Originaire d’une circonscription de Saint-Denis où la gauche a remporté les législatives dès le premier tour, l’artiste n’a pas besoin de se rendre au bureau de vote demain. Mais elle appelle tout le monde à voter pour le Nouveau Front Populaire. « C’est le seul moyen de faire barrage au RN et c’est le seul programme valable dans tout ce qui est proposé aujourd’hui. »

L’extrême droite au pouvoir : un danger pour les cultures populaires…

Dans leur communiqué, les organisateurs de Yardland s’inquiètent d’une possible majorité Rassemblement national à l’Assemblée.
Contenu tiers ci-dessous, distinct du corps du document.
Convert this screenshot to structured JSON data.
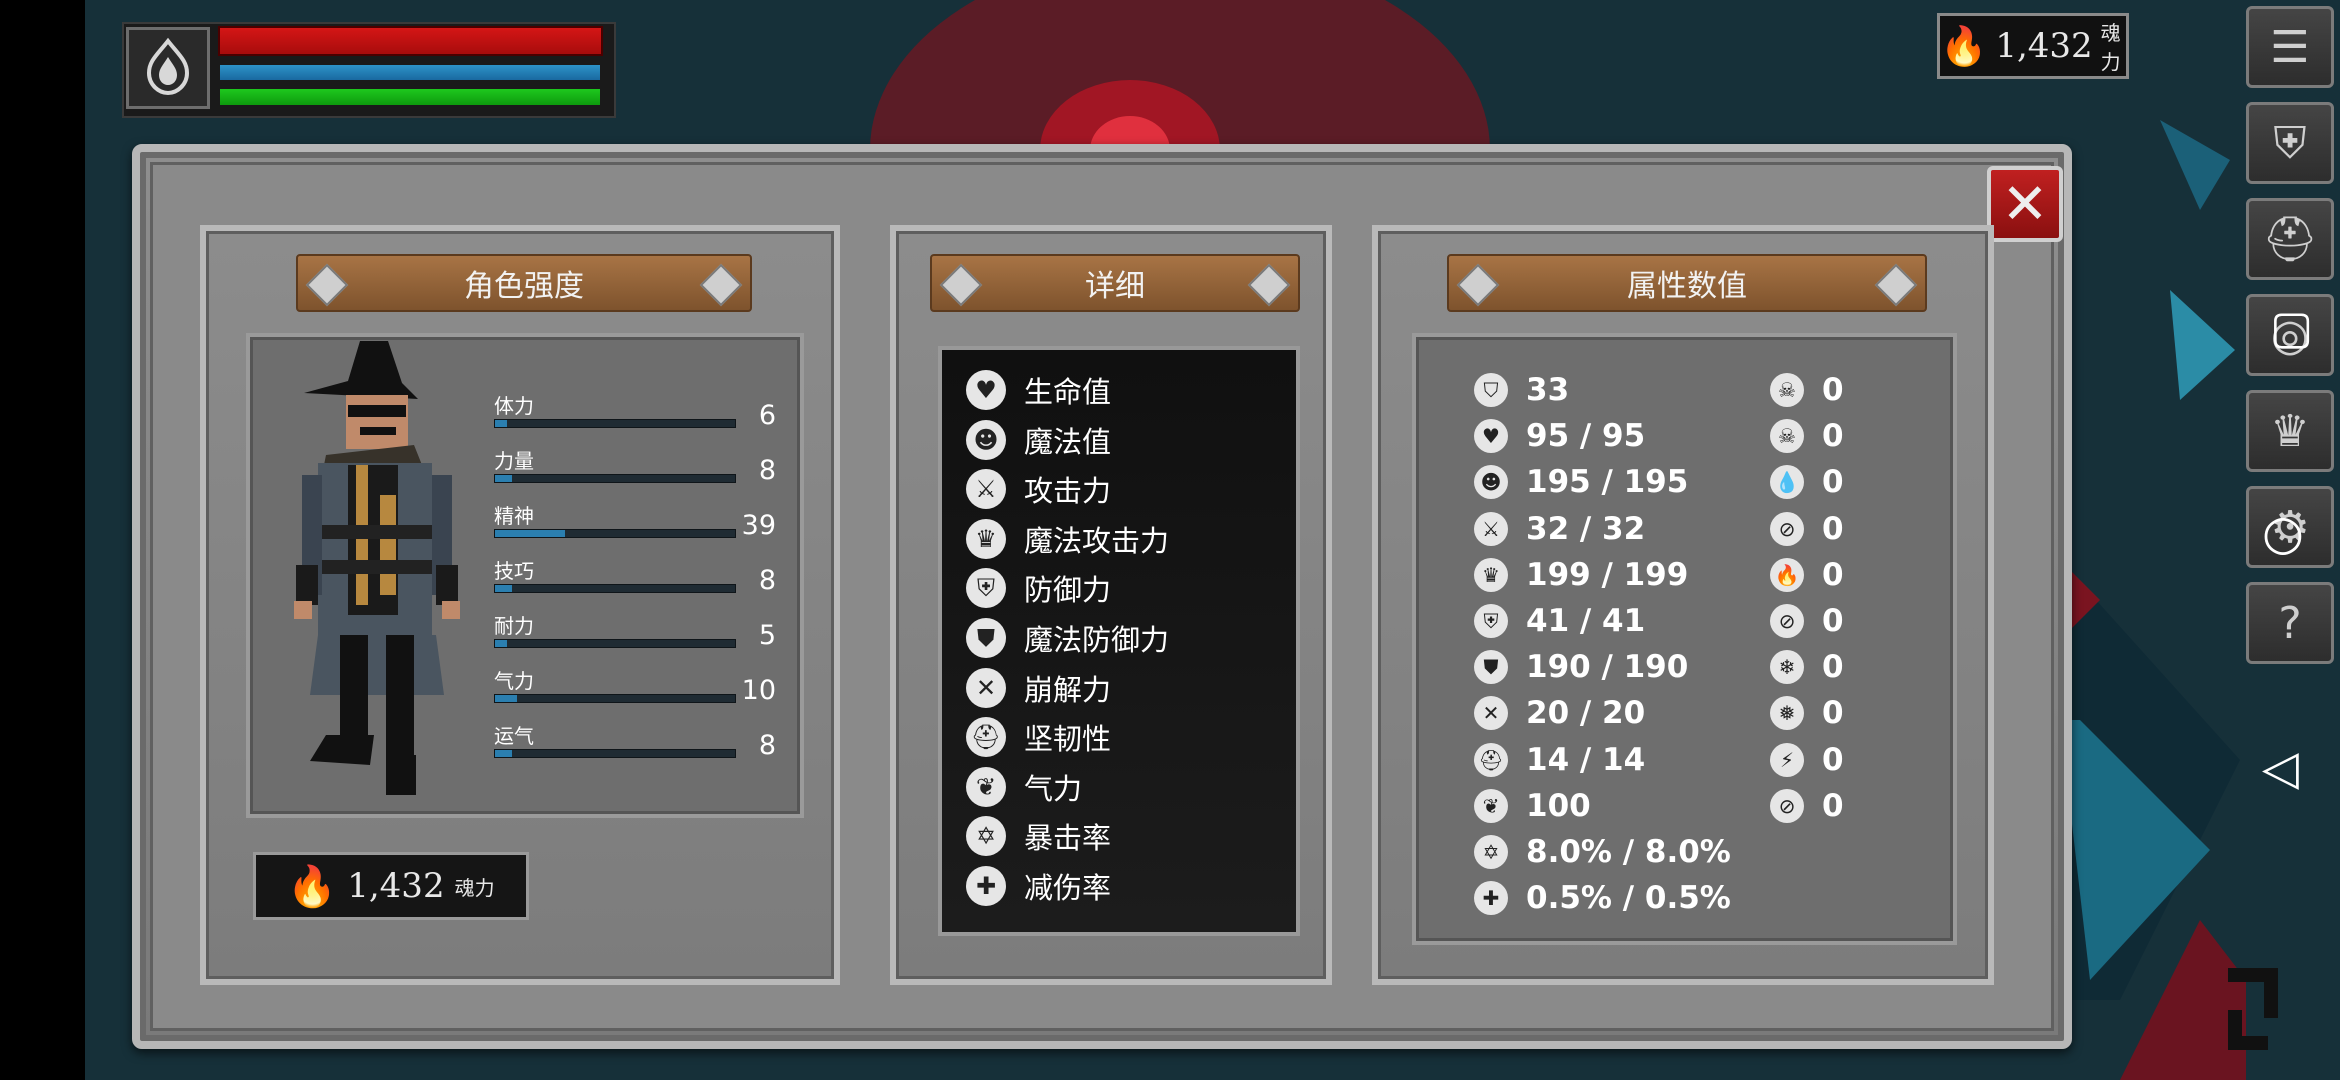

Cette éventualité risquerait de peser sur les activités liées aux cultures populaires qu’ils défendent. « Si le RN arrive au pouvoir, plus rien ne garantit l’existence de tout ce qui nous tient à cœur. La culture, c’est la première chose que le fascisme attaque. Et quand elle est inclusive et portée par autant de Noirs et d’Arabes, on peut déjà se dire que ça va être compliqué de donner suite à quoi que ce soit », détaille le post Instagram.

Un sentiment que partage Antoine, présent au festival pour présenter son association Tsuvo studio. Le jeune homme de 26 ans a eu l’idée de créer un studio de musique aménagé dans une caravane. Avec ce studio itinérant, il parcourt les quartiers d’Ile-de-France et de France pour organiser des ateliers d’initiation à la musique auprès des jeunes dans un but de démocratisation. « L’idée, c’est que les jeunes viennent, participent à la création d’un morceau de A à Z, fassent leur prod avec un animateur, écrivent un texte. Puis, ils viennent enregistrer dans la caravane pour repartir à la fin avec leur morceau », expose-t-il.
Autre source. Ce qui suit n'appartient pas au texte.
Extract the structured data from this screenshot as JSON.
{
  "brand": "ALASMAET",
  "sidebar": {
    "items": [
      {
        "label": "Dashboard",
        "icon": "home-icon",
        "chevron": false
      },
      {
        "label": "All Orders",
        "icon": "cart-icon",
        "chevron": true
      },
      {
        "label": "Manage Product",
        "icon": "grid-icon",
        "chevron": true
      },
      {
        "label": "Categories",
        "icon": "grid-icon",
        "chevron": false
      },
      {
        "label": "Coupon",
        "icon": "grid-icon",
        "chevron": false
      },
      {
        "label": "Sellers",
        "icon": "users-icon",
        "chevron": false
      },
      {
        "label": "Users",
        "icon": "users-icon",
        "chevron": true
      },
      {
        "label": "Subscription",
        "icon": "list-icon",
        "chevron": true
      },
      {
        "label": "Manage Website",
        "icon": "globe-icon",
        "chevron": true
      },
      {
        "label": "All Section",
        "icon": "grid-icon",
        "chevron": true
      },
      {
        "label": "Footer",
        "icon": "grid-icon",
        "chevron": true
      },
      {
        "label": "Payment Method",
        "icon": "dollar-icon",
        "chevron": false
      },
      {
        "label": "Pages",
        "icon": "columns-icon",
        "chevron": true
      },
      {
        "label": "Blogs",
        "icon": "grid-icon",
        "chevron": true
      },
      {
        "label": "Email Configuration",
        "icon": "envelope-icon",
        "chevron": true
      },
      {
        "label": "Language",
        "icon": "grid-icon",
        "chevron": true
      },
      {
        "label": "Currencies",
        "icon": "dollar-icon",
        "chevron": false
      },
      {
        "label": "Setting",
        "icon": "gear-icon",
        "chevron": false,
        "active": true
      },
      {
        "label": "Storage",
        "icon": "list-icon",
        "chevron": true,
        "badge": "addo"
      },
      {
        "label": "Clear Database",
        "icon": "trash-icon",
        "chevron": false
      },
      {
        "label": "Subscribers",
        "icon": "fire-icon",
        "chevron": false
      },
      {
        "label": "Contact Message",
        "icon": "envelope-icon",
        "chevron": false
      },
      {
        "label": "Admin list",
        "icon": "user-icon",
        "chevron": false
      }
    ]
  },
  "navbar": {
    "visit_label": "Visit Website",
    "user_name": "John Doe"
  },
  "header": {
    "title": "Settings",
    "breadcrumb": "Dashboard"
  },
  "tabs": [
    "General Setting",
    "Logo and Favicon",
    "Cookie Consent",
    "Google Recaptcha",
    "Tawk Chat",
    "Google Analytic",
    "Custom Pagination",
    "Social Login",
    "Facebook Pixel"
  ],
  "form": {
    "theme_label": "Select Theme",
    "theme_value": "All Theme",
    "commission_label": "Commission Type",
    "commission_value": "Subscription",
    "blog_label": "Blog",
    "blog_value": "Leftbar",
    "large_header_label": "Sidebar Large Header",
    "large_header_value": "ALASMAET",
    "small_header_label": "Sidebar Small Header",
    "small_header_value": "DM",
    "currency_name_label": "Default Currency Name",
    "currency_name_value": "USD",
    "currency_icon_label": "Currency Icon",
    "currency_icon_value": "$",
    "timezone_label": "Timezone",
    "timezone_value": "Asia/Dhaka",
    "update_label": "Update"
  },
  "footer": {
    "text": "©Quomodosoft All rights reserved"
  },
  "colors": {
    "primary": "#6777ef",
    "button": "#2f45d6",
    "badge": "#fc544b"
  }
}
… Et les associations culturelles

À travers ce projet, Arthur se sert de la musique comme d’un outil social pour créer du lien dans les quartiers. Des espaces de partage, d’échange, de rassemblement et de discussion qui sont d’autant plus importants en cette période politique trouble. Le fondateur de Tsuvo studio appelle donc à se lever pour sauver le milieu de la culture.

Lui-même intermittent du spectacle, son statut risque d’être menacé en cas de victoire du Rassemblement national. « C’est une aberration totale parce que tout le monde de la culture en pâtira. Puis le projet bénéficie d’un certain nombre de subventions, on est financé par la politique de la ville notamment. Et on sait très bien que ces financements publics vont être amenés à disparaître si le RN arrive au pouvoir », craint-il avant d’ajouter : « Mobilisez-vous, allez voter demain pour le Nouveau Front Populaire ! »
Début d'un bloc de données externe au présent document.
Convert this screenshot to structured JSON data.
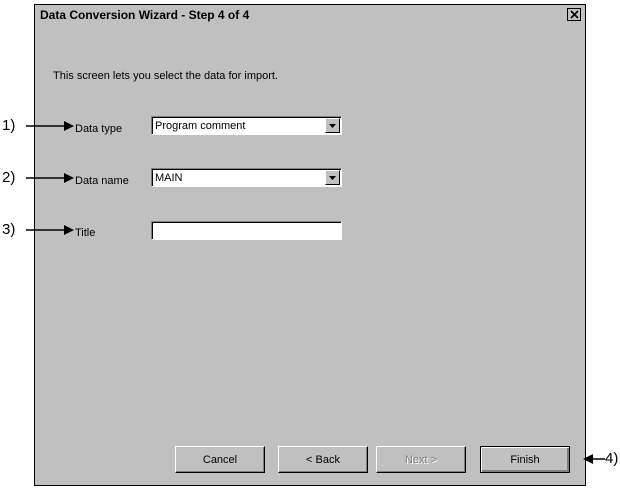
{
  "dialog": {
    "title": "Data Conversion Wizard - Step 4 of 4",
    "intro": "This screen lets you select the data for import."
  },
  "fields": {
    "data_type": {
      "label": "Data type",
      "value": "Program comment"
    },
    "data_name": {
      "label": "Data name",
      "value": "MAIN"
    },
    "title": {
      "label": "Title",
      "value": ""
    }
  },
  "buttons": {
    "cancel": "Cancel",
    "back": "< Back",
    "next": "Next >",
    "finish": "Finish"
  },
  "callouts": [
    "1)",
    "2)",
    "3)",
    "4)"
  ],
  "icons": {
    "close": "close-icon",
    "dropdown": "chevron-down-icon",
    "arrow": "arrow-right-icon"
  },
  "colors": {
    "face": "#c0c0c0",
    "shadow": "#808080",
    "field": "#ffffff"
  }
}
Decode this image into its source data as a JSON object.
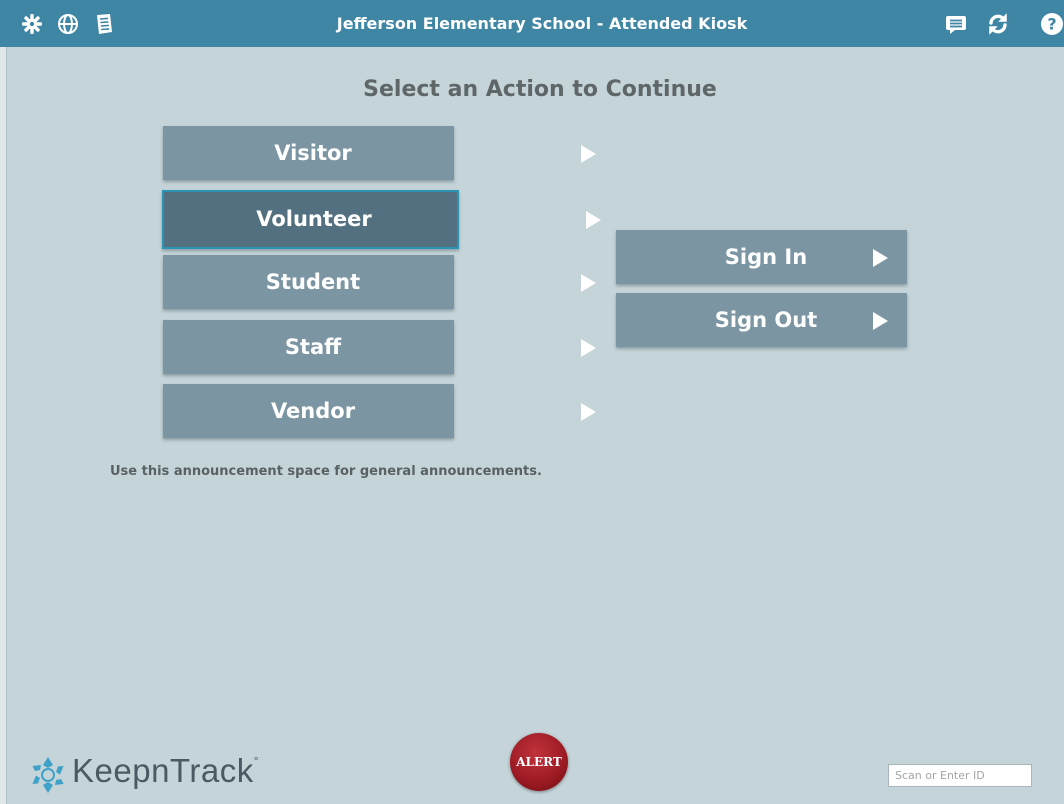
{
  "header": {
    "title": "Jefferson Elementary School - Attended Kiosk",
    "background": "#3f86a5",
    "left_icons": [
      "settings-icon",
      "globe-icon",
      "document-list-icon"
    ],
    "right_icons": [
      "message-icon",
      "refresh-icon",
      "help-icon"
    ]
  },
  "main": {
    "heading": "Select an Action to Continue",
    "categories": [
      {
        "label": "Visitor",
        "selected": false
      },
      {
        "label": "Volunteer",
        "selected": true
      },
      {
        "label": "Student",
        "selected": false
      },
      {
        "label": "Staff",
        "selected": false
      },
      {
        "label": "Vendor",
        "selected": false
      }
    ],
    "actions": [
      {
        "label": "Sign In"
      },
      {
        "label": "Sign Out"
      }
    ],
    "announcement": "Use this announcement space for general announcements."
  },
  "footer": {
    "logo_text": "KeepnTrack",
    "logo_mark": "°",
    "alert_label": "ALERT",
    "scan_placeholder": "Scan or Enter ID",
    "scan_value": ""
  },
  "colors": {
    "background": "#c4d4d8",
    "button": "#7c95a2",
    "button_selected": "#52707f",
    "selected_border": "#2b93b3",
    "alert": "#9f1c25"
  }
}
Un message politiquement engagé qui résonne comme tant d’autres pour ce début de festival. À 23h30, fin des concerts, avant que les lumières ne s’éteignent, des mots apparaissent sur l’écran de la scène principale où Kalash vient de clôturer son carnaval. Ce sont les paroles de son morceau “Après l’automne” qui disent « J’emmerde Jean-Marie depuis la naissance ainsi que sa fille » suivi d’un simple, mais efficace « Allez voter demain ».